Дальше шли шесть самых злых, самых свирепых разбойников. Те, что у Рябой Рутт и у Монашки Клары в первых подручных хаживали. На ком крови непомерно было. Уж им на ласку уповать не надо было. Их приговор суров был. Отсечение рук и ног и повешение за шею до смерти. И они, почти все седые и матёрые, не плакали.
Бахвалились, пренебрежение показывали. Кричали, что жили они вольно и умрут весело. Так и не испугали их палачи. Орали они, когда руки и ноги им рубили, но только один зарыдал и пощады попросил. И удалью такой только разозлили они людей на площади:
— Кусками его руби, как телятину, — кричали зеваки палачам, — пусть не бахвалится упырь!
Руки и ноги им отрубали до локтей и колен. И, чтобы кровью не исходили, специальный палач им тут же раны угольями из жаровни прижигал. А потом обрубленных этих людей тащили по лужам крови, что на эшафоте были, по лестнице и земле до виселицы. И там вешали за шею. И только один из них до петли не дожил, помер ещё на эшафоте, но и его повесили, раз приговор таков был.
Теперь герольд снова читал имена. Вычитал имена шести баб из приюта. Все были молоды, но грехов больших за ними не было. Все признались в нелюбви к мужам. Всех их по приговору решено было отправить в строгий монастырь на постриг и покаяние до конца дней.
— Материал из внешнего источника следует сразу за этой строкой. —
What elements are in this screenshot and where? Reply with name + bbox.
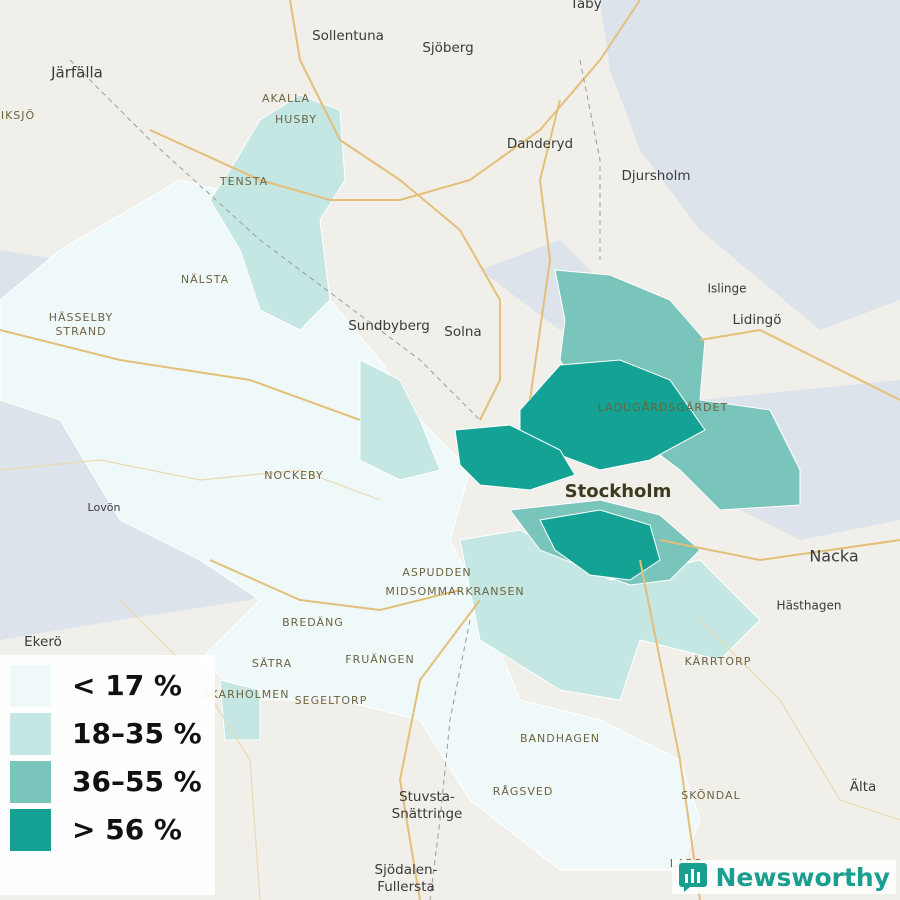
place-label: Lidingö (733, 312, 782, 328)
legend-label: < 17 % (72, 669, 182, 702)
place-label: SEGELTORP (295, 694, 368, 707)
legend-label: 18–35 % (72, 717, 202, 750)
place-label: SKARHOLMEN (203, 688, 290, 701)
place-label: NÄLSTA (181, 273, 229, 286)
place-label: Djursholm (621, 168, 690, 184)
place-label: Järfälla (50, 64, 103, 82)
region (359, 359, 441, 481)
place-label: Solna (444, 324, 481, 340)
place-label: Ekerö (24, 634, 62, 650)
place-label: HUSBY (275, 113, 317, 126)
place-label: ASPUDDEN (402, 566, 471, 579)
place-label: MIDSOMMARKRANSEN (385, 585, 524, 598)
place-label: NOCKEBY (264, 469, 323, 482)
place-label: Danderyd (507, 136, 573, 152)
legend-swatch (10, 809, 51, 851)
legend-swatch (10, 665, 51, 707)
place-label: SÄTRA (252, 657, 292, 670)
place-label: Älta (850, 777, 877, 795)
place-label: TENSTA (219, 175, 268, 188)
legend-item: 36–55 % (10, 761, 210, 803)
place-label: Fullersta (377, 879, 435, 895)
place-label: Islinge (707, 282, 746, 296)
place-label: Sjödalen- (375, 862, 438, 878)
legend-swatch (10, 713, 51, 755)
place-label: RÅGSVED (493, 785, 554, 798)
region (454, 424, 576, 491)
place-label: Lovön (88, 501, 121, 514)
legend-item: > 56 % (10, 809, 210, 851)
regions (0, 94, 801, 871)
place-label: FRUÄNGEN (345, 653, 414, 666)
legend-item: 18–35 % (10, 713, 210, 755)
place-label: HÄSSELBY (49, 311, 114, 324)
place-label: Sollentuna (312, 28, 384, 44)
legend-label: 36–55 % (72, 765, 202, 798)
place-label: Hästhagen (777, 599, 842, 613)
place-label: Stockholm (565, 481, 672, 502)
place-label: Stuvsta- (399, 789, 455, 805)
region (219, 679, 261, 741)
place-labels: Täby Sollentuna Sjöberg Järfälla IKSJÖ A… (1, 0, 876, 895)
legend-swatch (10, 761, 51, 803)
place-label: AKALLA (262, 92, 310, 105)
place-label: Sundbyberg (348, 318, 430, 334)
place-label: IKSJÖ (1, 109, 35, 122)
place-label: Nacka (809, 547, 858, 566)
place-label: SKÖNDAL (681, 789, 740, 802)
legend: < 17 % 18–35 % 36–55 % > 56 % (0, 655, 215, 895)
brand-logo: Newsworthy (671, 860, 896, 894)
brand-name: Newsworthy (715, 862, 891, 892)
place-label: LADUGÅRDSGÄRDET (598, 401, 728, 414)
region (0, 179, 701, 871)
place-label: BANDHAGEN (520, 732, 600, 745)
place-label: Snättringe (392, 806, 463, 822)
brand-icon (678, 863, 707, 892)
place-label: Sjöberg (422, 40, 473, 56)
place-label: Täby (569, 0, 602, 12)
place-label: BREDÄNG (282, 616, 344, 629)
legend-item: < 17 % (10, 665, 210, 707)
place-label: STRAND (55, 325, 106, 338)
place-label: KÄRRTORP (685, 655, 752, 668)
region (539, 509, 661, 581)
legend-label: > 56 % (72, 813, 182, 846)
region (209, 94, 346, 331)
А дальше на эшафот возвели самого бургомистра. Но вели его по добру, и даже один палач его под руку держал, так ему дурно от крови было. Был он в белой рубахе до пят, на голове колпак бумажный с молитвами, сам бледен не меньше рубахи своей. Встал на колени, лужу крови, с ним по бокам два палача встали. И герольд стал читать ему приговор. Сказал, что суд города Хоккенхайма и Трибунал святой Инквизиции постановили, что хоть бургомистр и вор был, с ведьмами водился, знался с ними в похоти, но делал он всё это от колдовства, что на него наложено было. А так как нет человека, что перед колдовством устоять может, в том и святые отцы свидетели, то бургомистра смертию не казнить, а взять его имущество. В том ему и кара будет.
Волков удивлённо поглядел на аббата. Тот видно знал о таком приговоре и, даже не глянув на кавалера, отвечал:
— Уж очень хлопотал за него граф. Видно, не все сундуки вы у него забрали.
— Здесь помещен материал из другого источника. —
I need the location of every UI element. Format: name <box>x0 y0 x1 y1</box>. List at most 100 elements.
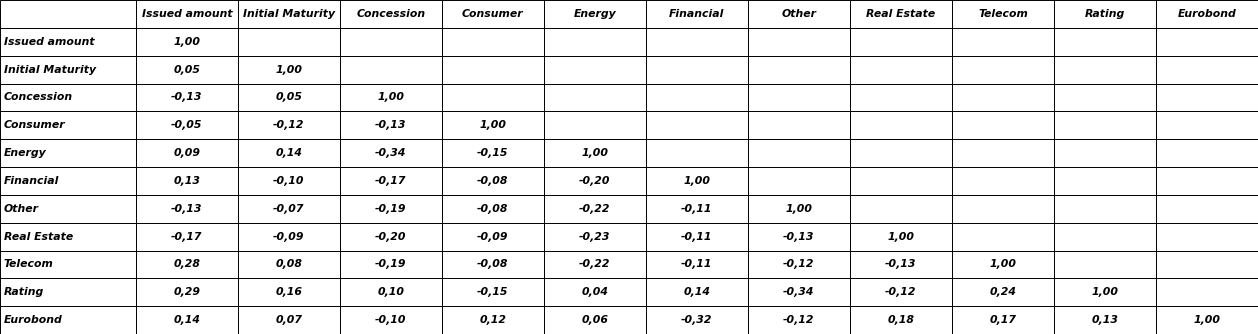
Bar <box>136 250 238 278</box>
Bar <box>1156 278 1258 306</box>
Bar <box>340 56 442 84</box>
Bar <box>645 167 749 195</box>
Bar <box>238 223 340 250</box>
Bar <box>1156 0 1258 28</box>
Text: -0,08: -0,08 <box>477 176 508 186</box>
Bar <box>0 195 136 223</box>
Bar <box>1156 195 1258 223</box>
Text: 1,00: 1,00 <box>1194 315 1220 325</box>
Text: 0,18: 0,18 <box>887 315 915 325</box>
Bar <box>850 111 952 139</box>
Text: 0,10: 0,10 <box>377 287 404 297</box>
Bar <box>136 223 238 250</box>
Bar <box>1054 167 1156 195</box>
Text: -0,13: -0,13 <box>784 231 815 241</box>
Text: Consumer: Consumer <box>462 9 523 19</box>
Bar <box>238 167 340 195</box>
Bar <box>952 306 1054 334</box>
Text: Eurobond: Eurobond <box>1177 9 1237 19</box>
Text: -0,12: -0,12 <box>784 315 815 325</box>
Bar <box>442 223 543 250</box>
Bar <box>1054 84 1156 111</box>
Text: 0,17: 0,17 <box>990 315 1016 325</box>
Bar <box>1156 111 1258 139</box>
Bar <box>952 56 1054 84</box>
Bar <box>1054 139 1156 167</box>
Bar <box>645 250 749 278</box>
Text: -0,13: -0,13 <box>171 93 203 103</box>
Bar <box>442 167 543 195</box>
Bar <box>136 56 238 84</box>
Text: 0,08: 0,08 <box>276 260 302 270</box>
Bar <box>850 0 952 28</box>
Bar <box>543 111 645 139</box>
Text: -0,20: -0,20 <box>579 176 610 186</box>
Bar <box>1156 223 1258 250</box>
Bar <box>1156 84 1258 111</box>
Text: -0,15: -0,15 <box>477 148 508 158</box>
Bar <box>238 195 340 223</box>
Text: Financial: Financial <box>669 9 725 19</box>
Text: -0,32: -0,32 <box>681 315 713 325</box>
Bar <box>952 167 1054 195</box>
Text: 0,13: 0,13 <box>174 176 200 186</box>
Text: Issued amount: Issued amount <box>4 37 94 47</box>
Text: 0,24: 0,24 <box>990 287 1016 297</box>
Bar <box>442 278 543 306</box>
Bar <box>340 167 442 195</box>
Bar <box>136 111 238 139</box>
Bar <box>340 250 442 278</box>
Bar <box>442 0 543 28</box>
Text: 0,28: 0,28 <box>174 260 200 270</box>
Text: Issued amount: Issued amount <box>142 9 233 19</box>
Text: -0,20: -0,20 <box>375 231 406 241</box>
Text: -0,13: -0,13 <box>375 120 406 130</box>
Bar <box>136 139 238 167</box>
Bar <box>543 56 645 84</box>
Bar <box>543 0 645 28</box>
Bar <box>543 195 645 223</box>
Bar <box>238 28 340 56</box>
Bar <box>952 139 1054 167</box>
Text: 1,00: 1,00 <box>683 176 711 186</box>
Bar <box>340 195 442 223</box>
Bar <box>645 111 749 139</box>
Text: 1,00: 1,00 <box>1092 287 1118 297</box>
Text: -0,17: -0,17 <box>171 231 203 241</box>
Bar <box>645 84 749 111</box>
Bar <box>136 84 238 111</box>
Bar <box>543 223 645 250</box>
Text: 1,00: 1,00 <box>785 204 813 214</box>
Text: Initial Maturity: Initial Maturity <box>4 64 96 74</box>
Text: -0,10: -0,10 <box>273 176 304 186</box>
Text: 1,00: 1,00 <box>377 93 404 103</box>
Bar <box>442 28 543 56</box>
Text: Concession: Concession <box>4 93 73 103</box>
Text: -0,08: -0,08 <box>477 260 508 270</box>
Bar <box>442 250 543 278</box>
Bar <box>952 195 1054 223</box>
Bar <box>340 0 442 28</box>
Bar <box>850 56 952 84</box>
Bar <box>136 167 238 195</box>
Text: Telecom: Telecom <box>4 260 54 270</box>
Bar <box>442 56 543 84</box>
Bar <box>0 167 136 195</box>
Bar <box>0 0 136 28</box>
Bar <box>543 306 645 334</box>
Text: 0,13: 0,13 <box>1092 315 1118 325</box>
Text: -0,08: -0,08 <box>477 204 508 214</box>
Bar <box>749 195 850 223</box>
Bar <box>0 111 136 139</box>
Text: 0,07: 0,07 <box>276 315 302 325</box>
Bar <box>543 278 645 306</box>
Text: -0,22: -0,22 <box>579 204 610 214</box>
Bar <box>645 28 749 56</box>
Text: -0,09: -0,09 <box>477 231 508 241</box>
Text: 1,00: 1,00 <box>581 148 609 158</box>
Bar <box>0 84 136 111</box>
Bar <box>952 111 1054 139</box>
Text: -0,13: -0,13 <box>171 204 203 214</box>
Bar <box>136 195 238 223</box>
Bar <box>645 139 749 167</box>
— Видно не все, — невесело согласился Волков.
Не один он остался недоволен приговором, толпа улюлюкала и свистела, пока бургомистр кланялся с эшафота во все стороны. Особенно кланялся он ложе с господами. Потом его быстро свели с эшафота и увели. Шёл он, морщился, кривился, так как к ногам его, подолам, пропитанным кровью, липла рубаха.
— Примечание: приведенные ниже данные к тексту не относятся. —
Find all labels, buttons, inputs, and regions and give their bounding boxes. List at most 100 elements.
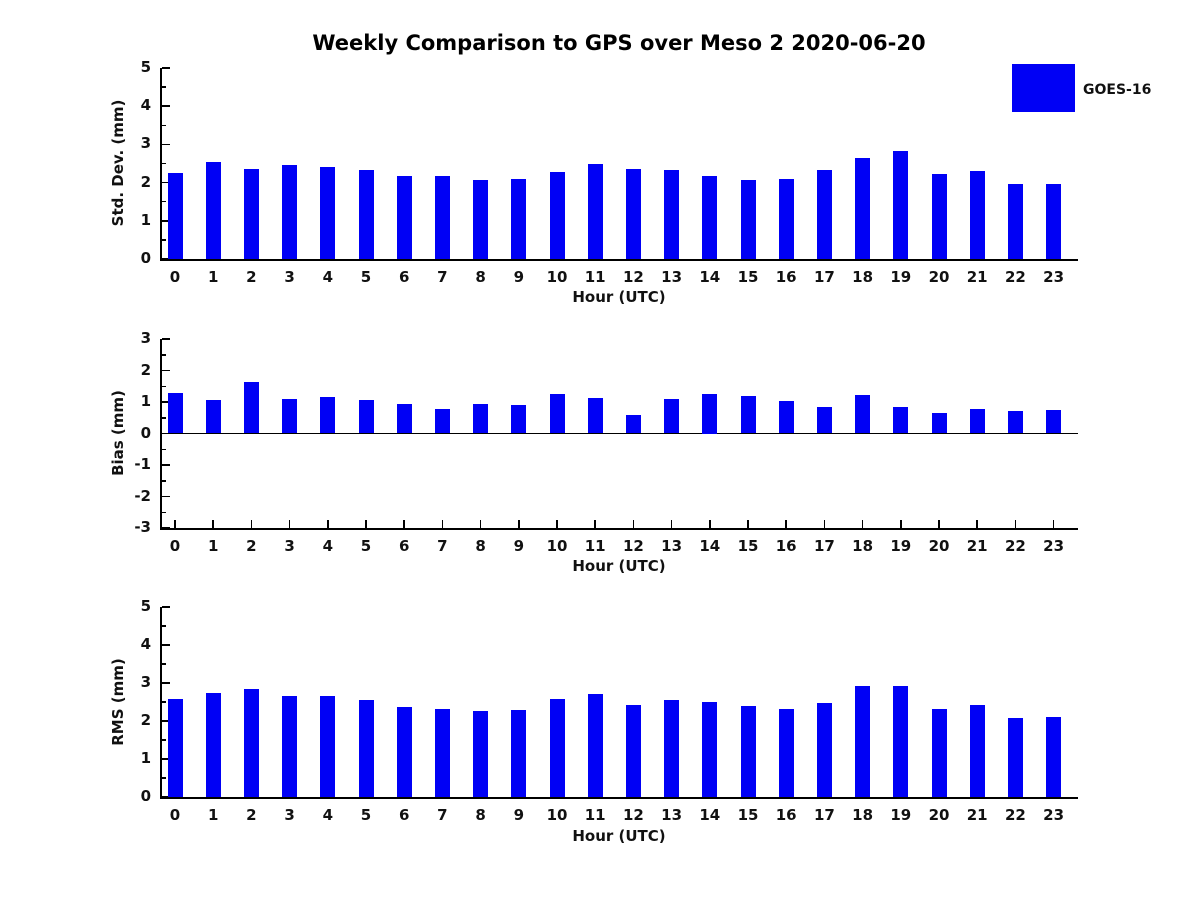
bar bbox=[1007, 410, 1023, 434]
bar bbox=[778, 709, 794, 797]
bar bbox=[282, 165, 298, 259]
x-tick-label: 12 bbox=[622, 806, 644, 824]
y-tick-label: 2 bbox=[140, 360, 151, 379]
x-tick-label: 16 bbox=[775, 537, 797, 555]
bar bbox=[816, 703, 832, 797]
bar bbox=[664, 399, 680, 434]
x-tick-label: 10 bbox=[546, 268, 568, 286]
y-tick-label: 1 bbox=[140, 210, 151, 229]
x-tick-label: 1 bbox=[207, 806, 219, 824]
bar bbox=[434, 176, 450, 259]
y-major-tick bbox=[161, 181, 170, 184]
x-tick-label: 22 bbox=[1004, 268, 1026, 286]
x-tick-label: 14 bbox=[699, 806, 721, 824]
y-minor-tick bbox=[161, 625, 166, 627]
x-tick-label: 11 bbox=[584, 537, 606, 555]
x-tick-label: 7 bbox=[437, 806, 448, 824]
y-tick-label: 2 bbox=[140, 172, 151, 191]
y-tick-label: 3 bbox=[140, 134, 151, 153]
bar bbox=[1046, 410, 1062, 434]
x-tick-label: 19 bbox=[890, 806, 912, 824]
x-tick-label: 6 bbox=[398, 806, 410, 824]
x-axis-label-rms: Hour (UTC) bbox=[572, 827, 666, 845]
bar bbox=[778, 401, 794, 434]
x-tick-label: 16 bbox=[775, 268, 797, 286]
x-tick-label: 9 bbox=[513, 806, 525, 824]
x-tick-label: 17 bbox=[813, 806, 835, 824]
x-tick-label: 17 bbox=[813, 268, 835, 286]
bar bbox=[931, 709, 947, 797]
x-tick-label: 20 bbox=[928, 268, 950, 286]
x-tick-label: 0 bbox=[169, 806, 181, 824]
y-major-tick bbox=[161, 758, 170, 760]
bar bbox=[855, 394, 871, 434]
bar bbox=[205, 692, 221, 797]
x-axis-label-stddev: Hour (UTC) bbox=[572, 288, 666, 306]
x-axis-label-bias: Hour (UTC) bbox=[572, 557, 666, 575]
bar bbox=[702, 175, 718, 259]
x-tick-label: 19 bbox=[890, 268, 912, 286]
x-tick-label: 23 bbox=[1043, 806, 1065, 824]
x-tick bbox=[327, 520, 329, 528]
x-tick-label: 7 bbox=[437, 268, 448, 286]
x-tick-label: 12 bbox=[622, 537, 644, 555]
bar bbox=[282, 695, 298, 797]
x-tick bbox=[1052, 520, 1055, 528]
y-major-tick bbox=[161, 258, 170, 260]
x-tick bbox=[709, 520, 711, 528]
bar bbox=[1007, 717, 1023, 797]
bar bbox=[931, 173, 947, 259]
y-axis-spine bbox=[160, 607, 162, 799]
x-tick-label: 7 bbox=[437, 537, 448, 555]
x-tick-label: 4 bbox=[322, 268, 334, 286]
bar bbox=[855, 158, 871, 259]
x-tick-label: 10 bbox=[546, 806, 568, 824]
bar bbox=[358, 169, 374, 259]
x-tick-label: 21 bbox=[966, 806, 988, 824]
bar bbox=[320, 695, 336, 797]
bar bbox=[664, 700, 680, 797]
bar bbox=[893, 685, 909, 797]
bar bbox=[549, 394, 565, 434]
y-tick-label: 1 bbox=[140, 392, 151, 410]
x-tick-label: 3 bbox=[284, 806, 295, 824]
y-tick-label: -2 bbox=[134, 486, 151, 505]
x-tick bbox=[594, 520, 596, 528]
bar bbox=[473, 711, 489, 797]
y-major-tick bbox=[161, 606, 170, 608]
x-tick bbox=[976, 520, 978, 528]
x-axis-spine bbox=[160, 797, 1078, 799]
x-tick-label: 3 bbox=[284, 537, 295, 555]
x-tick bbox=[365, 520, 367, 528]
x-axis-spine bbox=[160, 528, 1078, 530]
y-major-tick bbox=[161, 464, 170, 466]
bar bbox=[205, 162, 221, 259]
bar bbox=[243, 169, 259, 259]
bar bbox=[969, 171, 985, 259]
x-tick bbox=[632, 520, 635, 528]
bar bbox=[587, 164, 603, 259]
x-tick-label: 11 bbox=[584, 806, 606, 824]
y-minor-tick bbox=[161, 448, 166, 450]
bar bbox=[167, 173, 183, 259]
x-tick-label: 14 bbox=[699, 537, 721, 555]
y-minor-tick bbox=[161, 239, 166, 241]
x-tick-label: 18 bbox=[852, 806, 874, 824]
bar bbox=[625, 415, 641, 434]
figure-title: Weekly Comparison to GPS over Meso 2 202… bbox=[312, 31, 926, 55]
x-tick-label: 23 bbox=[1043, 537, 1065, 555]
x-tick-label: 15 bbox=[737, 537, 759, 555]
x-tick bbox=[823, 520, 826, 528]
x-tick bbox=[1014, 520, 1017, 528]
x-tick-label: 0 bbox=[169, 268, 181, 286]
x-tick bbox=[900, 520, 902, 528]
y-major-tick bbox=[161, 644, 170, 646]
x-tick-label: 16 bbox=[775, 806, 797, 824]
bar bbox=[243, 688, 259, 797]
y-major-tick bbox=[161, 401, 170, 403]
x-tick bbox=[441, 520, 444, 528]
legend-label-goes16: GOES-16 bbox=[1083, 82, 1152, 98]
bar bbox=[740, 396, 756, 434]
x-tick-label: 3 bbox=[284, 268, 295, 286]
На эшафот уже вели привратника приюта Михеля Кноффа, его объявили как верного пса самых злых ведьм, самой старухи Кримхильды и её подручных Анхен, Рябой Рутт и Монашки Клары. Сказывал герольд, что извёл он людей без меры, сам не помнит, сколько народа в реку кинул.
Народ притих, смотрел и дивился. Не понимал, как такой плюгавый и потасканный мужичок таким лютым был. И ему, как самому большому из всех душегубу, казнь назначили тяжкую. На эшафот подняли колесо. Положили его на плаху в удобное место, чтобы крепко лежал. Михеля Коффа разложили на колесе и члены его привязали к нему накрепко. Палач, что старший был, взял прут железный в два пальца толщиной и тем прутом под крики людей стал привратнику ломать кости и в руках, и в ногах, одну за другой, одну за другой. Как бедный привратник орал, сначала громко да звонко, просил у людей прощения и милости, а следом и хрипеть стал, не крик у него из горла шёл, а вой со стоном. Но пока палач кости его в крошево не переломал, так не останавливался.
А когда стих адский привратник, лежал и только дышал тяжко, так сняли его с колеса палачи. Понесли, его к виселице, а он как тряпка был. Только хрипел и хрипел страшно. Так ему место освободили на виселице, двух четвертованных на землю кинули, а его на их место повесили. Но не за шею, чтобы помер, а за живот, чтобы не помирал сразу. Так и весел он тряпкой, руки и ноги словно верёвки бесполезные, так и хрипел. Местные потом говорили, что он до утра живой провисел. На заре только преставился.